Being in Nepal has reminded me how important it is to leave our cultural comfort zones and allow ourselves to experience those slight shifts in perspective that pave the way to major insights and life-changing revelations. It is so interesting to realize, again and again, that there is no objectivity- what we believe to be universal truth quickly disintegrates when we are immersed in another culture that has been built upon entirely different universal truths. It is humbling to remember that, no matter how certain we are, our particular perspective of reality represents nothing more than our own cultural indoctrination of what is good, what is bad, what is normal, what is desirable.
In New York, the prevailing cultural doctrine that underlies everyday thought and behavior (in my opinion) is that life is stressful. Satisfaction, inner peace, and personal fulfillment are goals that are constantly pushed farther and farther into the future but rarely achieved right now. Materialism has taught us that we deserve more, that no matter what we have it is never enough, and that something is wrong with us if we are not willing and able to make ourselves sick with stress and exhaustion in the pursuit of health and happiness. We live in a crowded and sometimes hostile environment that requires self-imposed alienation from a very large percentage of the people we cross paths with on a daily basis.
Like the horses that plod through Central Park, we put blinders on as we move around the city, in the form of vacant stares, sunglasses, and unwavering engagement with our iPhones, to most efficiently shield ourselves from the world around us. It is a survival technique meant to conserve energy for interactions that really matter- interactions that we sense will benefit us in some way. An unfortunate con of the New York lifestyle is a pervasive sense of loneliness and mental anguish that stems from feeling unseen, misunderstood, and unfulfilled.

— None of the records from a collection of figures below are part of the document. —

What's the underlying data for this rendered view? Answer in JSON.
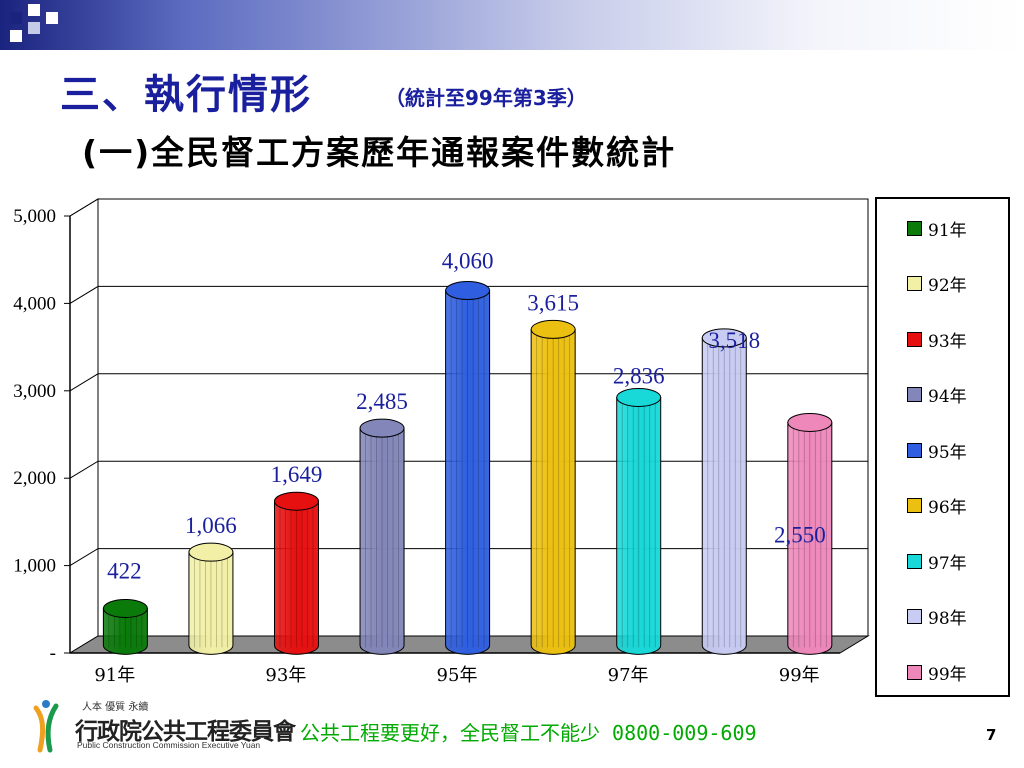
{
  "slide": {
    "title": "三、執行情形",
    "title_note": "（統計至99年第3季）",
    "subtitle": "(一)全民督工方案歷年通報案件數統計",
    "footer_text": "公共工程要更好，全民督工不能少 0800-009-609",
    "page_number": "7"
  },
  "logo": {
    "tagline": "人本 優質 永續",
    "name": "行政院公共工程委員會",
    "english": "Public Construction Commission Executive Yuan"
  },
  "chart_data": {
    "type": "bar",
    "title": "",
    "xlabel": "",
    "ylabel": "",
    "ylim": [
      0,
      5000
    ],
    "y_ticks": [
      0,
      1000,
      2000,
      3000,
      4000,
      5000
    ],
    "y_tick_labels": [
      "-",
      "1,000",
      "2,000",
      "3,000",
      "4,000",
      "5,000"
    ],
    "x_tick_labels": [
      "91年",
      "93年",
      "95年",
      "97年",
      "99年"
    ],
    "categories": [
      "91年",
      "92年",
      "93年",
      "94年",
      "95年",
      "96年",
      "97年",
      "98年",
      "99年"
    ],
    "values": [
      422,
      1066,
      1649,
      2485,
      4060,
      3615,
      2836,
      3518,
      2550
    ],
    "value_labels": [
      "422",
      "1,066",
      "1,649",
      "2,485",
      "4,060",
      "3,615",
      "2,836",
      "3,518",
      "2,550"
    ],
    "colors": [
      "#0a7a0a",
      "#f2f0a6",
      "#e61010",
      "#8286b8",
      "#2f5fe0",
      "#ecc010",
      "#18d8d8",
      "#c8cbf2",
      "#ee88bb"
    ],
    "legend": "right",
    "grid": true
  }
}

Many of us frantically, and unsuccessfully, try to fill this void with drinking, shopping, exercising, yoga, tinder, nostalgia about a glorified past or obsession about a better future.
I have been so surprised that out of the 200 Nepali patients I have treated in the last week, only one has mentioned anxiety and depression. After the horrific earthquake, not to mention decades of imperialism, civil war, Tibetan refugee crises, Maoist terrorist attacks, unstable governments, and limited access to electricity, gas, and water, I had expected to treat mass trauma and PTSD on a regular basis. Instead, the majority of my patients seek treatment for persistent arm or leg or back pain, compounded with other medical disorders, due to poor diet, pollution, and full days of back-breaking labor in the fields. Yet, aside from the pain, or the hypertension, or the gout, or the dizziness, they are happy. They smile easily, they sleep well, they have no issues with ruminating thoughts, grief for the past, or longing for the future.

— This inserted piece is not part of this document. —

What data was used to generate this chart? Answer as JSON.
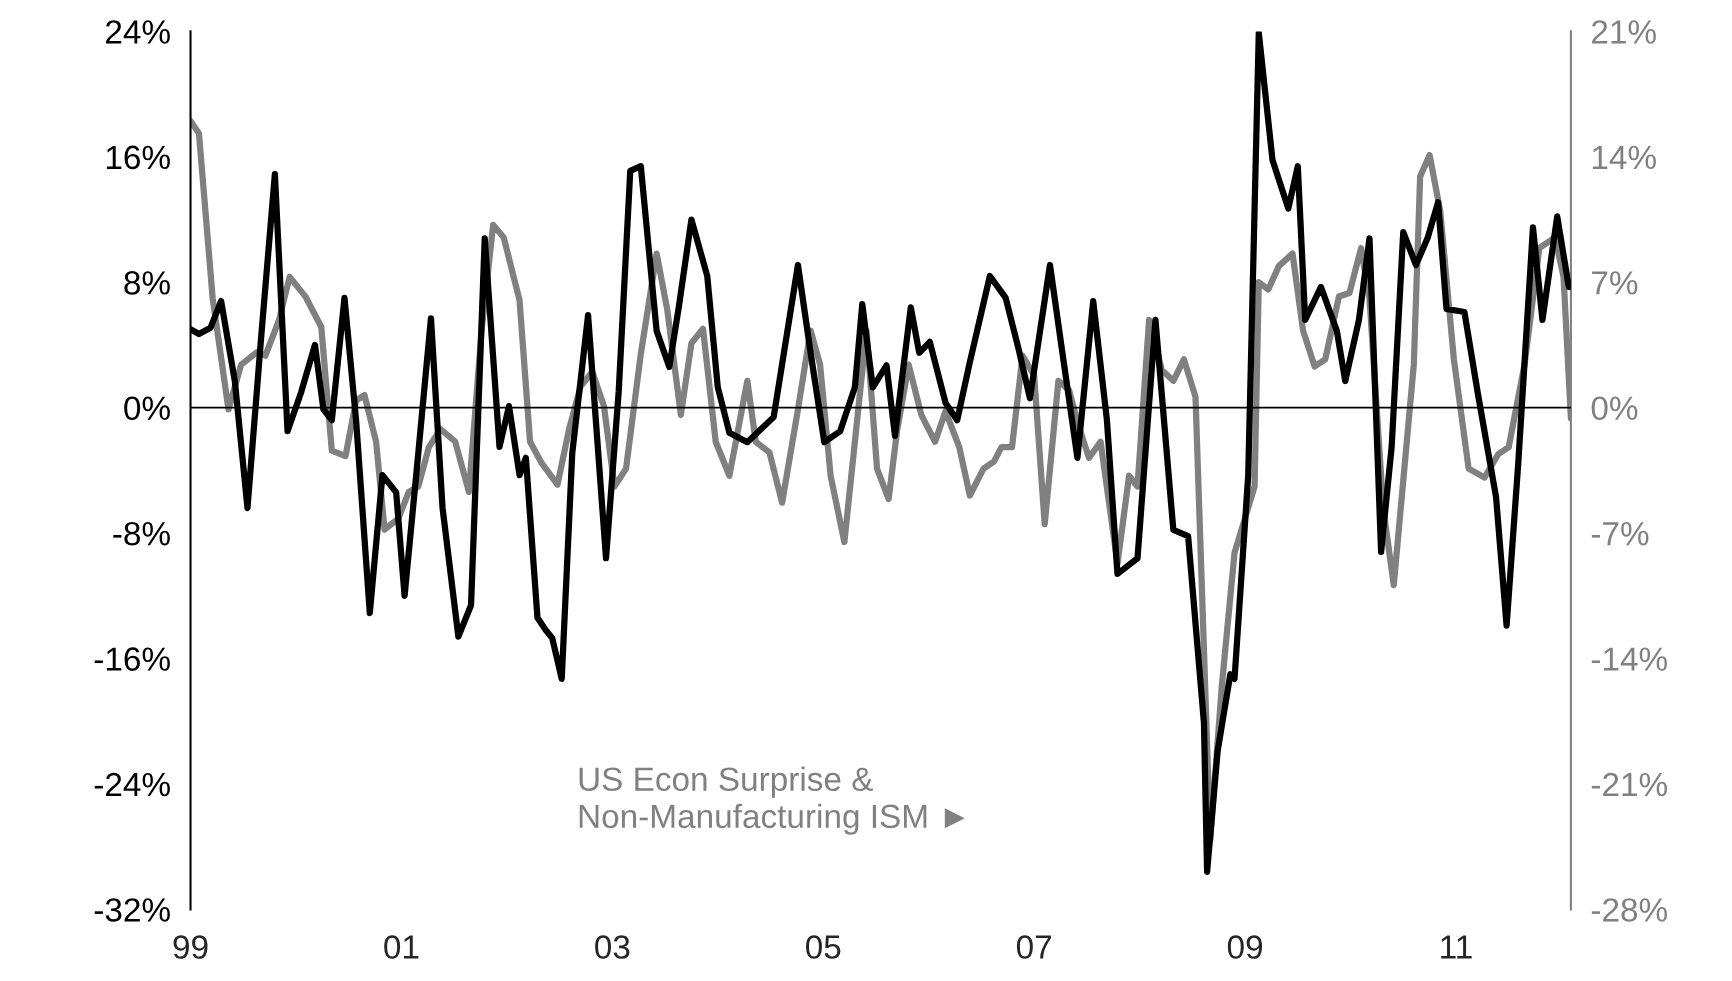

In contrast to New York, where the dominant cultural message is “life is hard” (even though compared to most places it is really really good), in Nepal, it seems to be “life is good” (even though it is really really hard). In terms of health, it is incredible to think about how drastically that slight difference in perspective impacts physical, mental, and emotional perception of every single life experience. In Nepal, tourists joke about the pervasive Nepali phrase and gesture that signifies, “what to do?” As in, there's a major petrol crisis going on and life is even harder now- what to do? The tourists want action, indignation, rage. Yet, the Nepalis seem to be conserving their energy for actions that really matter- walking for hours or braving the dangerously crowded buses and vans, gathering wood for cooking fires, not freezing to death in the tents or concrete houses that have no heat.

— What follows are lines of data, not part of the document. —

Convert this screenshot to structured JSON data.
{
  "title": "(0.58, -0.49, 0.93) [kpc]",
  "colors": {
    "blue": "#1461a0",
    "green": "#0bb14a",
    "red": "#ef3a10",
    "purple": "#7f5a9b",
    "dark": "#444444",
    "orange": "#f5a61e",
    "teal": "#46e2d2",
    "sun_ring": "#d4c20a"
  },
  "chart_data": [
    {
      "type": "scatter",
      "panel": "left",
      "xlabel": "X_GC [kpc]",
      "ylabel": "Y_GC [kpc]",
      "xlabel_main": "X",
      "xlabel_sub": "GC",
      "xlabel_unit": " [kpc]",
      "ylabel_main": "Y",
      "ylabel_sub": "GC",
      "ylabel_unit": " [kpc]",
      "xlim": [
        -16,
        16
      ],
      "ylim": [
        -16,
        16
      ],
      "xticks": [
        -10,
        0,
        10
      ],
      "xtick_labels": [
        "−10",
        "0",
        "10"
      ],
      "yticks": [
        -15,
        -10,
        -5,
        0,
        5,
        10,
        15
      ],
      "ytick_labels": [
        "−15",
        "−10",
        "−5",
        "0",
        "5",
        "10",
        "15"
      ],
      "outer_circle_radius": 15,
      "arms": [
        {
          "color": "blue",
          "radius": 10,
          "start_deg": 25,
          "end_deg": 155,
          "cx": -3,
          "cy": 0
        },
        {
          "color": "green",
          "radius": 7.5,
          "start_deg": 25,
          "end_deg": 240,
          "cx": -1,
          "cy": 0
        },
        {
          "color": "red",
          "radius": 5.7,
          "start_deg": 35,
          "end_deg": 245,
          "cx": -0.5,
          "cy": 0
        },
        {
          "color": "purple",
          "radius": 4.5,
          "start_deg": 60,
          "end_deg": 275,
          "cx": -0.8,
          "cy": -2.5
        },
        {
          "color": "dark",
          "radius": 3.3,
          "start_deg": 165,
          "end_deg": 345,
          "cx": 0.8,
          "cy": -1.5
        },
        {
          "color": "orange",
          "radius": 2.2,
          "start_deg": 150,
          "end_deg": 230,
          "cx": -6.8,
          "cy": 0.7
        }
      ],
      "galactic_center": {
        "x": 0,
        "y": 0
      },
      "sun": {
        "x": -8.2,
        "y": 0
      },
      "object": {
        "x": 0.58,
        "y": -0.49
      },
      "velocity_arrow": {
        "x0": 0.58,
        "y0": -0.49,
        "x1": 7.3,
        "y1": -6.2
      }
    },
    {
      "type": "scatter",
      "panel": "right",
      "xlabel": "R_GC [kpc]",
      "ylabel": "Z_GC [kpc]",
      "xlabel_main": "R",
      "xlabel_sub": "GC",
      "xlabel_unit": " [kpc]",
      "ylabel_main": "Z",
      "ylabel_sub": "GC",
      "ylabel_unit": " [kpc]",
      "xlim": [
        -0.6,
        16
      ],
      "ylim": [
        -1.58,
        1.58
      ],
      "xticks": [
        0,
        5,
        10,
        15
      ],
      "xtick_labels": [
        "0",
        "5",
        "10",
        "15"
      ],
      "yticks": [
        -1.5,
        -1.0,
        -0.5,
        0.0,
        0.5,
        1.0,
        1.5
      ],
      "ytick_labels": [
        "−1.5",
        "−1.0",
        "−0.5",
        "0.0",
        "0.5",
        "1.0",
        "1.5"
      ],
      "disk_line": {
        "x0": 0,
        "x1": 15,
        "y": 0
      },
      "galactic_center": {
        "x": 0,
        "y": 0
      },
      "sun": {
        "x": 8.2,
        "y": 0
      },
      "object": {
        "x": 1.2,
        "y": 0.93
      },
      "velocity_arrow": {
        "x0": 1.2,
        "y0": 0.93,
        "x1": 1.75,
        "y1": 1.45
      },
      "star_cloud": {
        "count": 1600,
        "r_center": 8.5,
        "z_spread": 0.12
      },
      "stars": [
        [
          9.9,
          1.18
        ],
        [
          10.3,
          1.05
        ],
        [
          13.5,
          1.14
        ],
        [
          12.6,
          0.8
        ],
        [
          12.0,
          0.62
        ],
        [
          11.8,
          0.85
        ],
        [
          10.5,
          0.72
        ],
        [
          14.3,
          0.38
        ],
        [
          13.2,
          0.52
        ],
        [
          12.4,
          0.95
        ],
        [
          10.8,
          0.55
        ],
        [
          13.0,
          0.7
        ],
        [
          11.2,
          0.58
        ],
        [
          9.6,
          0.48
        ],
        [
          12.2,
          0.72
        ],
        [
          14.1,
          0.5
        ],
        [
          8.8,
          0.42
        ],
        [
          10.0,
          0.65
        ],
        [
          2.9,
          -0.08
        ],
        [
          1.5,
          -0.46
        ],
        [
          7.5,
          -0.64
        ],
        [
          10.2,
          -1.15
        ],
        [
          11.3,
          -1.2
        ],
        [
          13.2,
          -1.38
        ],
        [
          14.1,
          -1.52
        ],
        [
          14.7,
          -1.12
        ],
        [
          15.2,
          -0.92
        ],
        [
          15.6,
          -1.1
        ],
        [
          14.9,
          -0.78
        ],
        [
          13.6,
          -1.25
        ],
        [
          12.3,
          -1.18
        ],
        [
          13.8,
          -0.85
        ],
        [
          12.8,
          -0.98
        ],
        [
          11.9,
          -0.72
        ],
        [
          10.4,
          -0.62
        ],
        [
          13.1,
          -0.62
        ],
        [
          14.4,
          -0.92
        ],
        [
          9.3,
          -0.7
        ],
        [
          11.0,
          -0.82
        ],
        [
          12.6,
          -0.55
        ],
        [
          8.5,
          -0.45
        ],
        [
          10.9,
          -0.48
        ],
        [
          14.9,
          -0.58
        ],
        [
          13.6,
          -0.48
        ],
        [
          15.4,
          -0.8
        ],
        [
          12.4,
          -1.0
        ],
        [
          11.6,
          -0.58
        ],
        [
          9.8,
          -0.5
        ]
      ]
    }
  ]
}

The dignified acceptance of what is that my Nepali patients so effortlessly carry into the clinic, is the exact medicine that so many of us Westerners seek and crave. The cure for the deep spiritual void that materialism has created in most of us is not accessed through consuming more, as the advertisements would have us believe, nor through numbing behaviors such as drinking, shopping, or exercising, nor through attempts at spiritual by-passing with yoga, meditation, or philosophy. In Nepal, spiritual healing is ingrained in the culture, providing an intrinsic ability to live in the present moment, free from suffering, pining, and longing. It is a survival mechanism that arises as naturally as the impulse to eat or sleep, offering resiliency in coping with the immense hardship, disaster, injustice, and trauma that the Nepali people are, sadly, so accustomed to and continuously subjected to by politicians, natural disasters, and foreign powers.
The essence of this spiritual medicine is found in the most frequently uttered word in Nepal- the simple salutation, namaste,used for both greeting and departing. In New York, namaste is an exotic word said at the end of a yoga class, hands pressed together in prayer form, meant to imply, “Thank you, goodbye, we all just shared a great experience for me.” In Hinduism it means, “I bow to the divine in you.” Or in other words, “The divine in me recognizes itself in the divine in you, and we both acknowledge that sacred bond.” Namaste is a way to say to someone, I see you; I see the goodness, the truth, and the beauty in you and I have faith that you see it in me too.
It is a conscious choice to let go of fear, judgment, and distancing techniques, to embrace the rare opportunity to be free enough to give and receive love spontaneously, without shame and without commitment. Namaste honors the present moment, as an expression of gratitude for glimpsing the divinity carried within each sentient being. Even if only for a second, witnessing that luminosity is profoundly healing.